Bysiewicz, who disagrees with TrueVoteConnecticut's conclusions, said her office is also looking at adding more optical scan devices to polling places, which Morelli's organization favors because they create a paper trail.

Several Connecticut municipalities already use the machines.

Bysiewicz said her office wants to give municipalities a choice, especially after a federal agency recently suggested that all of Connecticut's old mechanical voting machines should be replaced because they don't meet federal requirements, such as being fully accessible to the handicapped.

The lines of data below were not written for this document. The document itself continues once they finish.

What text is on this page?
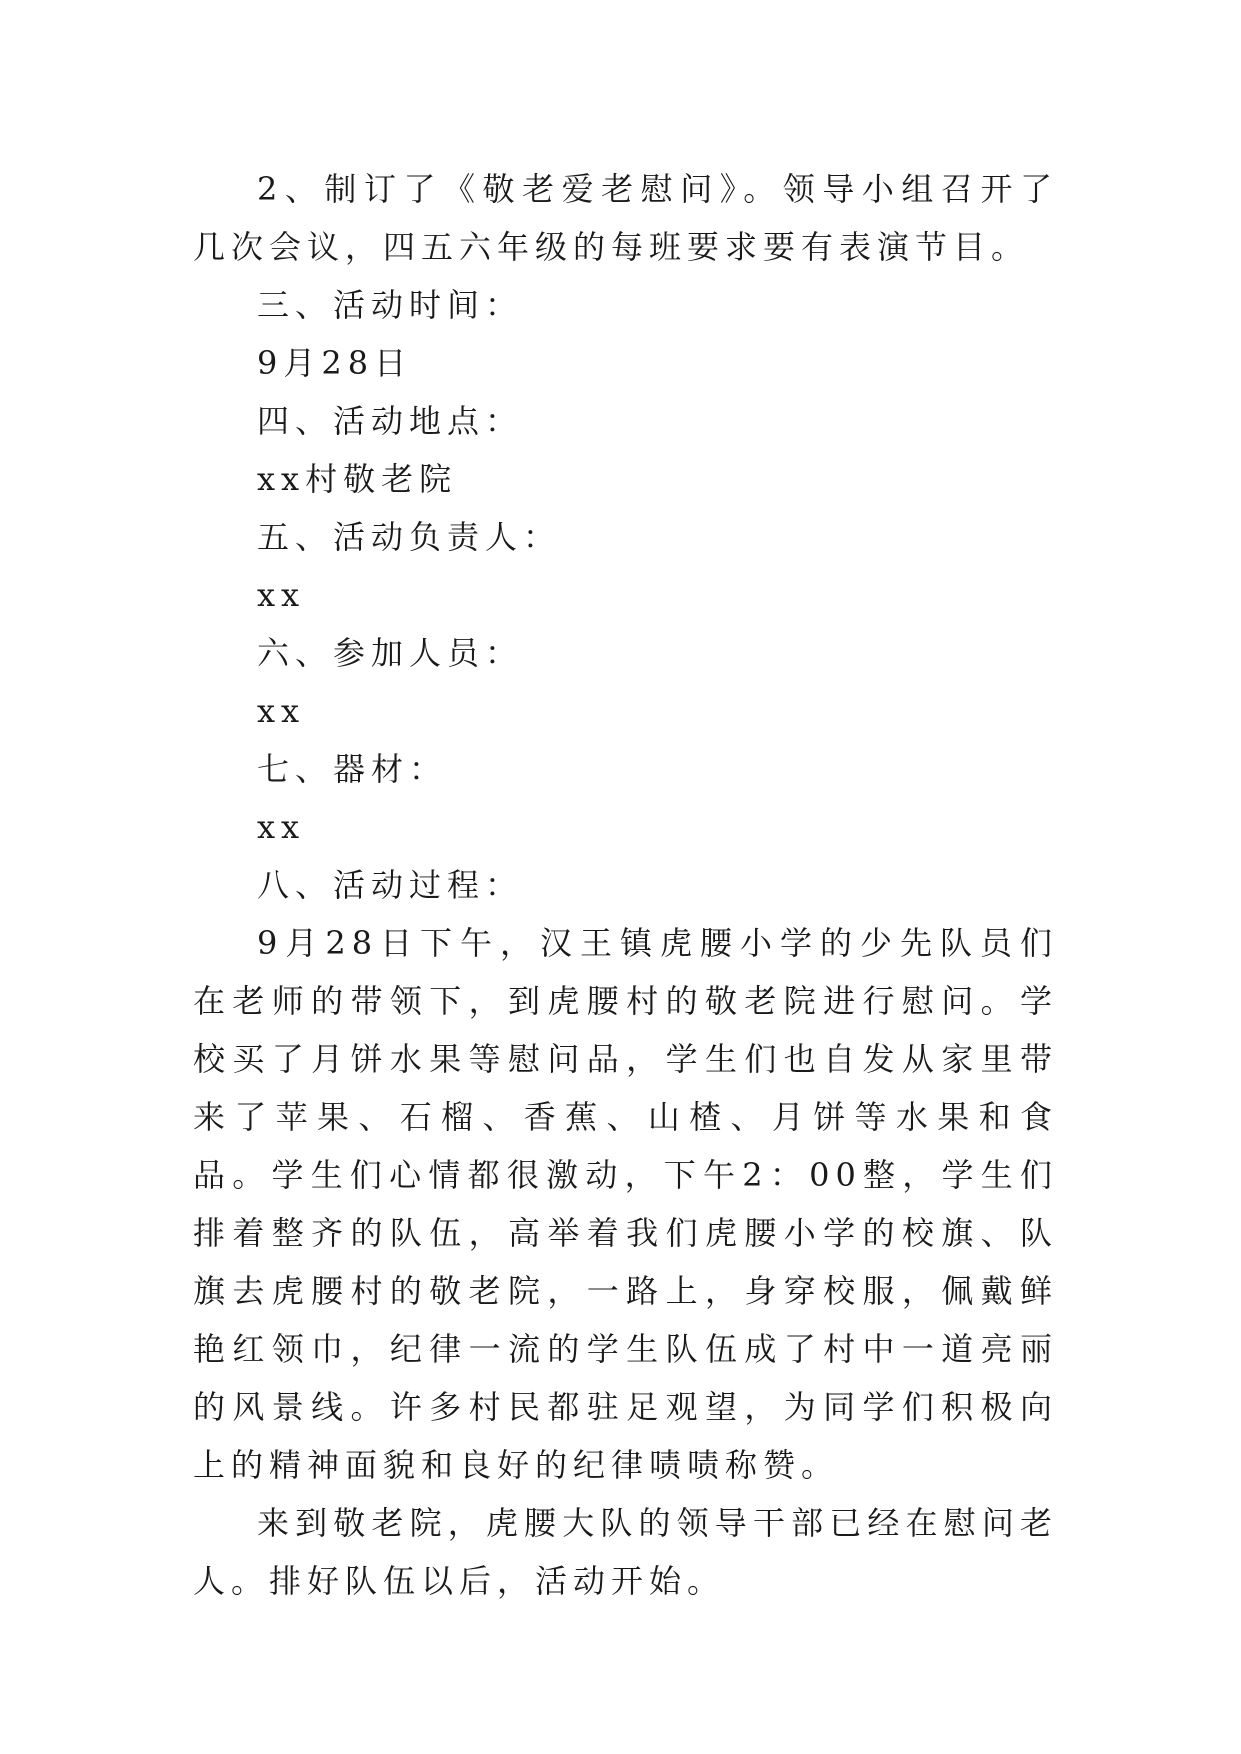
2、制订了《敬老爱老慰问》。领导小组召开了几次会议，四五六年级的每班要求要有表演节目。

三、活动时间：

9月28日

四、活动地点：

xx村敬老院

五、活动负责人：

xx

六、参加人员：

xx

七、器材：

xx

八、活动过程：

9月28日下午，汉王镇虎腰小学的少先队员们在老师的带领下，到虎腰村的敬老院进行慰问。学校买了月饼水果等慰问品，学生们也自发从家里带来了苹果、石榴、香蕉、山楂、月饼等水果和食品。学生们心情都很激动，下午2：00整，学生们排着整齐的队伍，高举着我们虎腰小学的校旗、队旗去虎腰村的敬老院，一路上，身穿校服，佩戴鲜艳红领巾，纪律一流的学生队伍成了村中一道亮丽的风景线。许多村民都驻足观望，为同学们积极向上的精神面貌和良好的纪律啧啧称赞。

来到敬老院，虎腰大队的领导干部已经在慰问老人。排好队伍以后，活动开始。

Bysiewicz said the device that Morelli and TrueVoteConnecticut favor, the ES&S AutoMARK Voter Assist Terminal, is only a ballot-marking device. State law requires that an entire system - the optical scan machine and the device used to mark the ballot - be federally certified.

The AutoMARK is referred to as a "sophisticated pen." A blank ballot is placed in the machine. The ballot then appears on a screen and a voter is able to "mark" it. A marked ballot can be audibly read back to someone who is blind.

The device does not actually retain or count votes.

Bysiewicz said her office twice offered AutoMARK the opportunity to bid for Connecticut's voting machines if the company felt it could comply with state and federal requirements. But AutoMARK did not submit a bid, she said.

"I cannot force a private company to apply to our procurement process," she said.

The battle between Bysiewicz and the professors has been going on for months.

Bysiewicz has questioned TrueVote's claim that the organization is a nonprofit, nonpartisan community advocacy group that has no relationship with any vendor.

In an Oct. 5 letter, she outlines how TrueVote has written numerous letters about the AutoMARK, testified at legislative committees, posted materials on its web site and made statements at a forum on voting technology.

"The Department of Administrative Services has advised us that it would be inappropriate to meet with advocates of a specific vendor. Therefore, it is not appropriate to meet with your organization while we are engaged in the purchasing process," Bysiewicz wrote.

Morelli denies that he or Michael Fischer, a Yale University computer science professor, have any financial dealings with the makers of the AutoMARK.

He said the members of TrueVote have covered the cost of their organization themselves, including a Web site.

Joseph Vaneck, co-founder of the AutoMARK, said he doesn't know the Connecticut professors or have any financial ties to them. He said professors throughout the country back his machine because they see it as a way to have both a paper trail for votes and an opportunity for the disabled to vote in private.

"It's really a reaction, I think, to the fear that people have to a completely electronic system," Vaneck said. "When this issue came up, something struck a chord. We've had this kind of spontaneous activism all over the country."